Basically, if you see a higher number, you should be more cautious with your withdrawal. If the number is below average that means that stocks are undervalued, higher returns are projected, and you can withdraw more.
The most convincing argument for a CAPE-based withdrawal came from Big Ern’s article: The Ultimate Guide to Safe Withdrawal Rates – Part 18: Flexibility and the Mechanics of CAPE-Based Rules.
According to the article, to figure out your withdrawal rate you’d use the CAEY (Cyclically-adjusted Earnings Yield), which is the inverse of the CAPE.
If we weren’t withdrawing a variable rate, we’d probably go for a fixed 3.25% SWR, instead of the traditional 4%. Given the lower returns expected over the next decade, we don’t feel as comfortable withdrawing more while also starting out with a conservative asset allocation of 60/40 (stocks/bonds).
One thing that we’re doing differently is that we’re using a variation of the CAPE-based withdrawal method.
A spreadsheet to determine safe withdrawal rate (SWR)
I created the following spreadsheet based on our needs and wants. We wanted to see our stocks and bonds balance, the CAPE ratio, the suggested withdrawal amount for stocks and bonds, our actual withdrawal amount, and what the 4% withdrawal rate would’ve been for reference.
You can also include a formula to add bond and cash yield but I didn’t want to go down that path. Big Ern provides it in his article as well.
Here’s an example of how we set up the spreadsheet. The numbers do not reflect our real balances.

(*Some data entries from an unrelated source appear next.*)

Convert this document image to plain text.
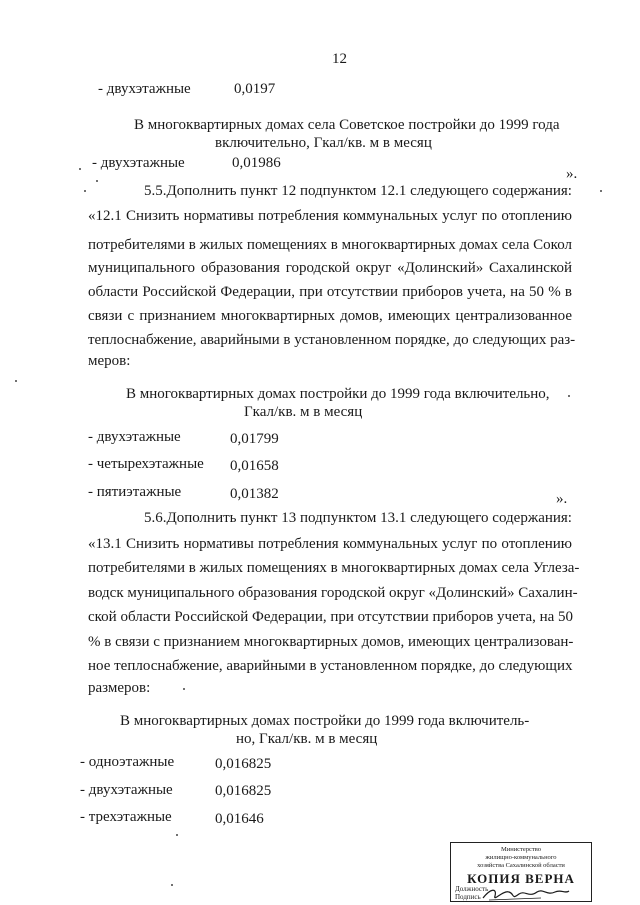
12
- двухэтажные	0,0197
В многоквартирных домах села Советское постройки до 1999 года
включительно, Гкал/кв. м в месяц
- двухэтажные	0,01986
».
5.5.Дополнить пункт 12 подпунктом 12.1 следующего содержания:
«12.1 Снизить нормативы потребления коммунальных услуг по отоплению
потребителями в жилых помещениях в многоквартирных домах села Сокол
муниципального образования городской округ «Долинский» Сахалинской
области Российской Федерации, при отсутствии приборов учета, на 50 % в
связи с признанием многоквартирных домов, имеющих централизованное
теплоснабжение, аварийными в установленном порядке, до следующих раз-
меров:
В многоквартирных домах постройки до 1999 года включительно,
Гкал/кв. м в месяц
- двухэтажные	0,01799
- четырехэтажные 0,01658
- пятиэтажные	0,01382	».
5.6.Дополнить пункт 13 подпунктом 13.1 следующего содержания:
«13.1 Снизить нормативы потребления коммунальных услуг по отоплению
потребителями в жилых помещениях в многоквартирных домах села Углеза-
водск муниципального образования городской округ «Долинский» Сахалин-
ской области Российской Федерации, при отсутствии приборов учета, на 50
% в связи с признанием многоквартирных домов, имеющих централизован-
ное теплоснабжение, аварийными в установленном порядке, до следующих
размеров:
В многоквартирных домах постройки до 1999 года включитель-
но, Гкал/кв. м в месяц
- одноэтажные	0,016825
- двухэтажные	0,016825
- трехэтажные	0,01646
Министерство
жилищно-коммунального
хозяйства Сахалинской области
КОПИЯ ВЕРНА
Должность
Подпись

The columns in white have formulas formatted on the first row. Now all I need to do is fill out the new numbers at the beginning of the year in the highlighted columns.
In January 2020, we reported our balance in the Stocks and Bonds/Cash columns. That generated a total in Portfolio Balance.

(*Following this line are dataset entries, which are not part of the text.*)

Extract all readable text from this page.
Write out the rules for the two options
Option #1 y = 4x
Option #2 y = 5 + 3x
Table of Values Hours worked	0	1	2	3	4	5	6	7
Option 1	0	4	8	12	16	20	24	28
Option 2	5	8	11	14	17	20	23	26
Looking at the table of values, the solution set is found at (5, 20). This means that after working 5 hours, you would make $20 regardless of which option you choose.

Next, I input the CAPE (Shiller PE ratio) for January 1st which was 30.99. (You can hover over the spreadsheet header to see the link)
After inputting the CAPE ratio we can derive the inverted CAEY. Formula = (1/CAPE)
The formula for SWR = a + (b x (1 / CAPE)). Where a is the intercept of 1.5 and b is the multiplier of .5.
Based on this formula, the suggested withdrawal rate is 3.11% or $30,356. I like round numbers. In our case, we ended up rounding the SWR to 3.25%. After all, this is a suggested amount and there’s no silver bullet, no matter what low amount we withdraw.
You can play around with different numbers for the CAPE to see what it may suggest for SWR.
I played around with some CAPE ratios to see where the SWR would land.
In times when the CAPE is high, 50 in this instance, and the CAEY is 2%, we get a little bump to 2.50%. A high CAPE means high valuations for a period of ten years.
When “stocks are continuously on sale” and the CAPE is as low as 20, our SWR is 4.00%. A low CAPE means valuations are low.
So this is how we figured out guidelines for what safe withdrawal rate to use. If you want to analyze this method more in-depth then you should check out the post from ERN that we referenced. While you’re at it, you might want to check out his entire Safe Withdrawal Rate Series that has over 30 posts on this topic.
Our actual SWR for 2020 is 3.25%. For simplicity, we decided to do one withdrawal at the beginning of the year. As I mentioned earlier, this is not a silver bullet against running out of money in retirement but it sure feels much better than withdrawing the 4%. By being more conservative with our withdrawals, we’re leaving thousands in the account each year that will continue to compound.
If we have a bad year and need to spend beyond the suggested amount, we’ll take it knowing that in other years we withdrew much less than 4%.
A few points I want to bring up:
- Any dividends in the brokerage account do not get reinvested and are kept there as cash for the upcoming year, as part of our cash/bonds asset allocation. This is not a big amount since most of our funds are in retirement accounts.
- To access part of our retirement funds before we turn 59-1/2, we started doing the Roth IRA conversion ladder this year.
- I didn’t mention sequence of return risk and what else we did to mitigate it. We’ll talk about that in a future article.